Miss Blacklock stared very hard at him.

‘Now, let’s get this straight. You really believe that this young man came out here—having previously arranged by means of an advertisement that half the village would turn up agog at that particular time—’

‘But he mayn’t have meant that to happen,’ interrupted Miss Bunner eagerly. ‘It may have been just a horrid sort of warning—to you, Letty—that’s how I read it at the time—“A murder is announced”—I felt in my bones that it was sinister—if it had all gone as planned he would have shot you and got away—and how would anyone have ever known who it was?’

‘That’s true enough,’ said Miss Blacklock. ‘But—’

‘I knew that advertisement wasn’t a joke, Letty. I said so. And look at Mitzi—she was frightened, too!’

‘Ah,’ said Craddock, ‘Mitzi.
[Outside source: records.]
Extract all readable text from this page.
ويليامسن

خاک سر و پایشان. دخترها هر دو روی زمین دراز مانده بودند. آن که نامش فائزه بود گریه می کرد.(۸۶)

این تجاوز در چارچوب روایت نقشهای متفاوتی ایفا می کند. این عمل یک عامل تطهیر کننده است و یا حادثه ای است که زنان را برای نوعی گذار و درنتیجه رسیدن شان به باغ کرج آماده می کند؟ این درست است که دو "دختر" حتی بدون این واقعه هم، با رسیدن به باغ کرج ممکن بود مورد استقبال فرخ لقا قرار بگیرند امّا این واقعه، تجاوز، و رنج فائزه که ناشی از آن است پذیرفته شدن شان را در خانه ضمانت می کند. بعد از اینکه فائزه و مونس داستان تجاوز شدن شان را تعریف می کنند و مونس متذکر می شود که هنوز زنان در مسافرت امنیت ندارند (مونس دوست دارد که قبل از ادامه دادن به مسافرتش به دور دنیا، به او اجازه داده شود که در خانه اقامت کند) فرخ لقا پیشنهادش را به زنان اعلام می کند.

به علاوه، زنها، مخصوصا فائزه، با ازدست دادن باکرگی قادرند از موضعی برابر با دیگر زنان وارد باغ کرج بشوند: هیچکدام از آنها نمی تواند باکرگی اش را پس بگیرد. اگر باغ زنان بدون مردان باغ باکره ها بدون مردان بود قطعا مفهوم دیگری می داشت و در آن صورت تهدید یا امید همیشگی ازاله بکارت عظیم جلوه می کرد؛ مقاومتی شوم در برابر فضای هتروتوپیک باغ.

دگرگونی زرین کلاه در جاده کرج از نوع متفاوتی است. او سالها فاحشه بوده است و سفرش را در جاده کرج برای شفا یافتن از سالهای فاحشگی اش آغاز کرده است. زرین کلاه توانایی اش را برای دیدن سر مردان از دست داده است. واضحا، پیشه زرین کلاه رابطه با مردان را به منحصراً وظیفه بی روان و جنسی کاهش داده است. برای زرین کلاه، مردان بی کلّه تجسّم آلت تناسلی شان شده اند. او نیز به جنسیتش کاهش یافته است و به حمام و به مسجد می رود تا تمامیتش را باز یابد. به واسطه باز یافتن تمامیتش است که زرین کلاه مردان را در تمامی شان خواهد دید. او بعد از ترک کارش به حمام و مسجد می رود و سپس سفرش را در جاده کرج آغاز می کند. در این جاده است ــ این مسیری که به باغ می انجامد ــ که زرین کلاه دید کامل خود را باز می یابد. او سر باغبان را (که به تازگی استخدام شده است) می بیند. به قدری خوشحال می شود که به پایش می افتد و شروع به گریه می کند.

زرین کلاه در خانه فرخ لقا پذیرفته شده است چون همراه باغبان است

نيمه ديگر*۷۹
I’d like to know rather more about that young woman.’

‘Her permit and papers are quite in order.’

‘I don’t doubt that,’ said Craddock dryly. ‘Scherz’s papers appeared to be quite correct, too.’

‘But why should this Rudi Scherz want to murder me? That’s what you don’t attempt to explain, Inspector Craddock.’

‘There may have been someone behind Scherz,’ said Craddock slowly. ‘Have you thought of that?’

He used the words metaphorically though it flashed across his mind that if Miss Marple’s theory was correct, the words would also be true in a literal sense. In any case they made little impression on Miss Blacklock, who still looked sceptical.

‘The point remains the same,’ she said. ‘Why on earth should anyone want to murder me?’

‘It’s the answer to that that I want you to give me, Miss Blacklock.’

‘Well, I can’t! That’s flat. I’ve no enemies. As far as I’m aware I’ve always lived on perfectly good terms with my neighbours. I don’t know any guilty secrets about anyone. The whole idea is ridiculous! And if what you’re hinting is that Mitzi has something to do with this, that’s absurd, too. As Miss Bunner has just told you she was frightened to death when she saw that advertisement in the Gazette. She actually wanted to pack up and leave the house then and there.’

‘That may have been a clever move on her part. She may have known you’d press her to stay.’

‘Of course, if you’ve made up your mind about it, you’ll find an answer to everything. But I can assure you that if Mitzi had taken an unreasoning dislike to me, she might conceivably poison my food, but I’m sure she wouldn’t go in for all this elaborate rigmarole.

‘The whole idea’s absurd. I believe you police have got an anti-foreigner complex. Mitzi may be a liar but she’s not a cold-blooded murderer. Go and bully her if you must. But when she’s departed in a whirl of indignation, or shut herself up howling in her room, I’ve a good mind to make you cook the dinner. Mrs Harmon is bringing some old lady who is staying with her to tea this afternoon and I wanted Mitzi to make some little cakes—but I suppose you’ll upset her completely. Can’t you possibly go and suspect somebody else?’